ユリ・ゲラー「スプーンを曲げるには?」 より抜粋

 上の言葉は稀代の超能力者、 ユリ・ゲラー がスプーンを曲げるために必要なもの としてインタビューに答えたものである。それによると、スプーン曲げには「遊び心」と 「広い心」がなければダメなのだという。

 私もこれまで何度かスプーン曲げに挑戦したことがある。しかし曲がった例は1度としてなく、挑戦するたびに「こんなの嘘っぱちだよ……」 とひどく落ち込んだものである。遊び心はともかく広い心までもが必要とは、どうりでスプーンが曲がらないわけである。

俺のチキンラーメン食ったろ!

 と弟に掴みかかるような男では、到底スプーンは曲がらないのだ。



 ちなみに先ほどこんな記事をネット上でみつけた。


2000-11-02

■ユリ・ゲラーさん 任天堂を 訴える !!
      「無断でポケモンの悪役キャラに」
 

「スプーン曲げの超能力」で知られるユリ・ゲラーさん(53)が、任天堂の 「ポケットモンスター(ポケモン)」カードなどで自分のイメージが無断で使用された、 として損害賠償を求める訴訟をロサンゼルス連邦地裁に起こした。弁護団によると、 請求額は「数億ドル(数百億円)の単位」となる。

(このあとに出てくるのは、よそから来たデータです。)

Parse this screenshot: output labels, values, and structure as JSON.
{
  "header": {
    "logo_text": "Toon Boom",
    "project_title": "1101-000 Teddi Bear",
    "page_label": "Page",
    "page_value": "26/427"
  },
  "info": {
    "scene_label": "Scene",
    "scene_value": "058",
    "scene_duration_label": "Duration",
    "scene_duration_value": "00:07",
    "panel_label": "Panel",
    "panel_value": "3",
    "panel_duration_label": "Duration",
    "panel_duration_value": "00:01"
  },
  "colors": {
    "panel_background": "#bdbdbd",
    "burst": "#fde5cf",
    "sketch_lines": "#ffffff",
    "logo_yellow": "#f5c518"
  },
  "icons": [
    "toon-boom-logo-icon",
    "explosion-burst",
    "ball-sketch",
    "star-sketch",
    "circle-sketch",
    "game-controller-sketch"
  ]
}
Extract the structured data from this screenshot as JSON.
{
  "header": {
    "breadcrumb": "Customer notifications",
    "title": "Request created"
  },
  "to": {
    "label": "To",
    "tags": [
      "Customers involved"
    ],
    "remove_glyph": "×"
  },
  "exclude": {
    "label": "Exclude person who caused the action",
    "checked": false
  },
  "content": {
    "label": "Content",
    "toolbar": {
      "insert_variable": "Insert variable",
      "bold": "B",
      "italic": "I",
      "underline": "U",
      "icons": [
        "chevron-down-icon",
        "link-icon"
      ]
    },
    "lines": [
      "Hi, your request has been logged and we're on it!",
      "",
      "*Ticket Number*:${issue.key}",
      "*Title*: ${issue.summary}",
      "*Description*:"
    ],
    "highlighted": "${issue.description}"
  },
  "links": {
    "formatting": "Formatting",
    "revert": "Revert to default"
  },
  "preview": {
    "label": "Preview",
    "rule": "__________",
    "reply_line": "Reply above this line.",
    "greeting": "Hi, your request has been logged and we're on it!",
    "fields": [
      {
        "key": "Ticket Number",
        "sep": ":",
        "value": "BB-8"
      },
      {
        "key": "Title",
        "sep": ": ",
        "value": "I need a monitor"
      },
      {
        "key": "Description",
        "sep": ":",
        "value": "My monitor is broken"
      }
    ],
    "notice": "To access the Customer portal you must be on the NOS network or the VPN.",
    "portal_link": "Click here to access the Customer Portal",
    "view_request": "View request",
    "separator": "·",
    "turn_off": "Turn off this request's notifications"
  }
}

 訴状によると、ゲラー氏は「任天堂は、私の名前やスプーン曲げなどの象徴的な イメージを勝手に使い、悪者のキャラクターをねつ造した」と抗議した。 問題にしているのは、スプーンを持って登場し心霊術で相手を倒すという 「ユン・ゲラー」というポケモン。




 広い心にも限度があるようです。



 追記
 今回のエッセイはシルビア通信がリニューアルする前の「シルビア通信21」の時に発表した文章をアレンジしたものです。 昨今の音楽業界を賑わしているカバーブームよりヒントを得て、今回の再掲載となりました。多くのアーティストがそうであるように、けっして私が楽をするための再掲載ではありません(さて、今日は早く寝られるぞ)。